NAO DEGUCHI A Biography of the Foundress of Oomoto Chapter One
A Grandmother's Prediction
The years 1836 and 1837 were years of terrible famine in Japan. Torrential rains
inundated the fields, destroying the crops. Starving people ate everything
conceivably edible, to the point of boiling and eating the rush outer layer
of the mat flooring to stave off the pangs of hunger. Even the wealthy had
nothing to eat, many dying of starvation with fortunes at their sides.
Families everywhere viewed with horror the arrival of another mouth to feed,
and the abandoning of unwanted infants was an open practice. Given the lax
attitude of society towards this primitive method of birth control, sucessive
crop failures sealed the fate of countless innocent babies.
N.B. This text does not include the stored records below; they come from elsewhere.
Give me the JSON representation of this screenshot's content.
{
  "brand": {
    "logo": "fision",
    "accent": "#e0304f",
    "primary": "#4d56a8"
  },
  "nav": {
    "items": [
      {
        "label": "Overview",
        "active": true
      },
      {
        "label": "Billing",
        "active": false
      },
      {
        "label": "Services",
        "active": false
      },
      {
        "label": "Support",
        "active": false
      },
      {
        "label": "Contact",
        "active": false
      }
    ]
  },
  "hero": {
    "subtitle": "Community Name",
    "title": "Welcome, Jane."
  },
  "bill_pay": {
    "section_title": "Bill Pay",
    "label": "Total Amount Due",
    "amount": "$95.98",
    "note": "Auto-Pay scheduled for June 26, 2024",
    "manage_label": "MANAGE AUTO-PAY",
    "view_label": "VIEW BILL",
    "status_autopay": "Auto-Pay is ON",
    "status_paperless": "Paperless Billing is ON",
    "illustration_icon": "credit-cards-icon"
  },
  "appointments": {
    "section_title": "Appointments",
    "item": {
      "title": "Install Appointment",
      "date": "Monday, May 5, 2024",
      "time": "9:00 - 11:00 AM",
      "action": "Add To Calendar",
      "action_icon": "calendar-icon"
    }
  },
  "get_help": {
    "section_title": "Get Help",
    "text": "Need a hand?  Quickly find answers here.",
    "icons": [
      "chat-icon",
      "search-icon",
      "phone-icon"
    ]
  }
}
At the time there lived in the village of Fukuchiyama in the province of Tamba
a certain Gorôsaburô Kirimura, who followed the family tradition of carpentry.
At one time the Kirimuras had been carpenters in the service of the nobility,
entitled to surname and sword, a privilege usually denied those below the rank
of samurai. They were also innkeepers and led a very comfortable life. From
Gorôsaburô generation, however, a series of family misfortunes forced the
Kirimuras to sell their estate and take up residence in a small house.
Gorôsaburô and his wife Soyo had two sons, and in 1836, at the peak of the famine,
Soyo conceived a third child. This event precipitated a family crisis and Gorôsaburô
and Soyo would lie in the bed talking over their predicament in whispers until far
into the night. The only solution seemed to be to get rid of the baby, until one night
Gorôsaburô's mother Takeko overheard their discussions from the adjoining room.
Deeply incensed, she took them to task saying, "How can you talk that way about
a child God has blessed you with! You know the old saying that children born in
times of distress make a mark on the world. There must be some reason for you to
have a child in a year like this. This old woman has only a few more years to live,
and if the worst comes to the worst, just let me starve instead. At any rate, I
don't want to hear you talking like this again!"
Thus it was that on the morning of the 22nd of January, in the accursed year of
1837, as the faint rays of the morning sun brought life to the mountains of Tamba,
Nao Deguchi, the Foundress of Oomoto, gave a healthy first cry.